Tune with parameter 0.6 Running SBayesRC without annotation Number of variants from LD information: 7356518 Start reading LD information, and cutting the variance to 0.6... Found LD in ukbEUR_Imputed/block{BLOCK}.eigen.bin, type: 2 Finish reading 591 LD blocks Var_y: 1 Mean vare: 1 Number of distributions: 5 Start MCMC with 150 iterations... Iter 100, nnz=223589, sigmaSq=11.369, hsq=2549.725, ssq=2795.229, n2=223589, n3=0, n4=0, n5=0, vg2=1.000, vg3=0.000, vg4=0.000, vg5=0.000, vare=0.420, time = 182.117 Tuning Done Continue with best eigen variance cutoff: 0.9 Time elapsed: 0.91 hour(s)


Start SBayesRC with eigen variance cutoff 0.9 Running SBayesRC with annotation Total annotation category (including intercept): 97. Number of binary annotation: 84, quantitative annotation: 13. Number of variants from LD information: 7356518 Start reading LD information, and cutting the variance to 0.9... Found LD in ukbEUR_Imputed/block{BLOCK}.eigen.bin, type: 2 Finish reading 591 LD blocks Var_y: 1 Mean vare: 1 Number of distributions: 5 Start MCMC with 3000 iterations...

skipping to the end

MCMC cycles completed. Use the ./_sbrc.txt, column 1 2 3 to calculate the polygenic risk score.

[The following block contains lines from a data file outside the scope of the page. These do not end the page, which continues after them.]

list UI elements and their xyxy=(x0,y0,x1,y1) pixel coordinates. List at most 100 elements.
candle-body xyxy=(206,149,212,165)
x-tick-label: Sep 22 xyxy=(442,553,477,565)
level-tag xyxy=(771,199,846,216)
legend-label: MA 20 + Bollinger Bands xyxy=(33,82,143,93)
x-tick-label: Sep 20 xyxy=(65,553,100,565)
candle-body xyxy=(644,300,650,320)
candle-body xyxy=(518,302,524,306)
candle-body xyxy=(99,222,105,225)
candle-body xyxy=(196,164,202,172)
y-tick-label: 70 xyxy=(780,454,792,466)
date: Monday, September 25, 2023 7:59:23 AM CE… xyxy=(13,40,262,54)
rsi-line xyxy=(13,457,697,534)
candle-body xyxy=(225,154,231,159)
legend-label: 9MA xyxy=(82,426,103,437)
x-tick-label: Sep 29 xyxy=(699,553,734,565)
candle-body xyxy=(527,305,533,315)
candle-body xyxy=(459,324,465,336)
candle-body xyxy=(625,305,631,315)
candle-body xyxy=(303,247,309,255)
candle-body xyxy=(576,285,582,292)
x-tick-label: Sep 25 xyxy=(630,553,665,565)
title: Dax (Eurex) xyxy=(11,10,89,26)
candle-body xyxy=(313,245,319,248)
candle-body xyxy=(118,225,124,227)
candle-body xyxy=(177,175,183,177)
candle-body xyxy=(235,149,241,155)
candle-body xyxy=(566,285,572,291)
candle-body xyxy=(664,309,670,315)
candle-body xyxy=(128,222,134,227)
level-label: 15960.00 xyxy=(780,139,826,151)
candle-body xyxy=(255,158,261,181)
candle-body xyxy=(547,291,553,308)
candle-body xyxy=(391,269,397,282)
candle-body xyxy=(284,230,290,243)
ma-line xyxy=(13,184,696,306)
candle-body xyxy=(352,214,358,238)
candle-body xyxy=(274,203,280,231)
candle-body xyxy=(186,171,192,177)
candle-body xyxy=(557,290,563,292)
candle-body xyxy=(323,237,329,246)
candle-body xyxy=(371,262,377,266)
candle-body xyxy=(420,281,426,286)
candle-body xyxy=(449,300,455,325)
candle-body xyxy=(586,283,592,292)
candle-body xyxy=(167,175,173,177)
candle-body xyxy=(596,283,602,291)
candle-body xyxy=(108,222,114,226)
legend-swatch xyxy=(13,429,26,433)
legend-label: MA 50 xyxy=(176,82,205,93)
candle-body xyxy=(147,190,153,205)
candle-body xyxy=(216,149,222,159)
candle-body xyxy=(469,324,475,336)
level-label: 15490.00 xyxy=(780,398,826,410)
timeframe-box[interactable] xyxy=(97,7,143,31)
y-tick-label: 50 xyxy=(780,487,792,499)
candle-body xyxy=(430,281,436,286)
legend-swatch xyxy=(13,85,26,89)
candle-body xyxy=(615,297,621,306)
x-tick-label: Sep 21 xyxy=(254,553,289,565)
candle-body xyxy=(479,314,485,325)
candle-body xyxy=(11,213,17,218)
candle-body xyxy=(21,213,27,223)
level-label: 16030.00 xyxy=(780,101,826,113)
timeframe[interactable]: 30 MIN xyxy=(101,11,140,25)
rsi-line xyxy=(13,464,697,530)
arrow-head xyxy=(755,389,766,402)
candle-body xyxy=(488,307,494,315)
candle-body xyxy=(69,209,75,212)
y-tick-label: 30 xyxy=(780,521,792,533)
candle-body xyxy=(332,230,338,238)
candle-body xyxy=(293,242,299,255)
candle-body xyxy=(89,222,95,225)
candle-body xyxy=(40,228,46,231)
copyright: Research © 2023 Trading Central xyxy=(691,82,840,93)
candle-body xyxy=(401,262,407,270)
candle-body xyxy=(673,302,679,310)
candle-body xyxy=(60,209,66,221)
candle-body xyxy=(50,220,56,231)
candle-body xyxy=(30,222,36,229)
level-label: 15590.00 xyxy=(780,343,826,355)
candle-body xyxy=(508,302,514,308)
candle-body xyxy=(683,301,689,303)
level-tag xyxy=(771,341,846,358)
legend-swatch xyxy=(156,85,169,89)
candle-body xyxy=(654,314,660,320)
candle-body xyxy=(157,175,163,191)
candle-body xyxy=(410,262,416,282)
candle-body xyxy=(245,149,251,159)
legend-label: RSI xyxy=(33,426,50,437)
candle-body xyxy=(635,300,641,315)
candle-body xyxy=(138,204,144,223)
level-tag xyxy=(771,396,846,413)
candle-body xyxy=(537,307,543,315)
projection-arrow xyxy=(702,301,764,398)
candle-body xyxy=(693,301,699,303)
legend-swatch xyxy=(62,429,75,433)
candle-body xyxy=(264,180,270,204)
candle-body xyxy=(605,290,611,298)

Parameter estimation: hsq nnz sigmaSq ssq vare varg 4900.00531 165216.95500 24.80624 9415.16191 1545.04121 4900.00531 Analysis finished: 2023-06-06 19:55:50 Computational time: 36431.893 seconds

cat _.log

PLINK v1.90b6.21 64-bit (19 Oct 2020) Options in effect: --bfile --out --score ./testsbrc.txt 1 2 3 header sum center --threads 1 Random number seed: 1686150981 191855 MB RAM detected; reserving 95927 MB for main workspace. 9698250 variants loaded from .bim file. 47170 people (0 males, 0 females, 47170 ambiguous) loaded from .fam. Ambiguous sex IDs written to .nosex . Using 1 thread. Before main variant filters, 47170 founders and 0 nonfounders present. Calculating allele frequencies... done. Total genotyping rate is 0.997053. 9698250 variants and 47170 people pass filters and QC. Note: No phenotypes present. Warning: 19998 lines skipped in --score file (19990 due to variant ID mismatch, 8 due to allele code mismatch); see .nopred for details. --score: 7336520 valid predictors loaded. --score: Results written to .profile .

zhilizheng commented 1 year ago

Hi @NiranOkewole ,

Thanks for the details. That's much clear to me.

I have a suggestion on the LD reference. From the log, it looks like the eigen cutoff value is very small, it suggests the population of the summary data is different from the UKB EUR. In this case, the model could be mis-specified, hence the prediction is sub-optimal (although SBayesRC usually gives better results compared to other methods in this case which will be shown in our revision soon).

I suggest to obtain a similar genotype data from your summary and re-generate the LD (see the document section "Generate LD") if this is possible.

Hope this is useful.

Regards, Zhili

NiranOkewole commented 1 year ago

Ah I see. Will explore that. Thanks so much.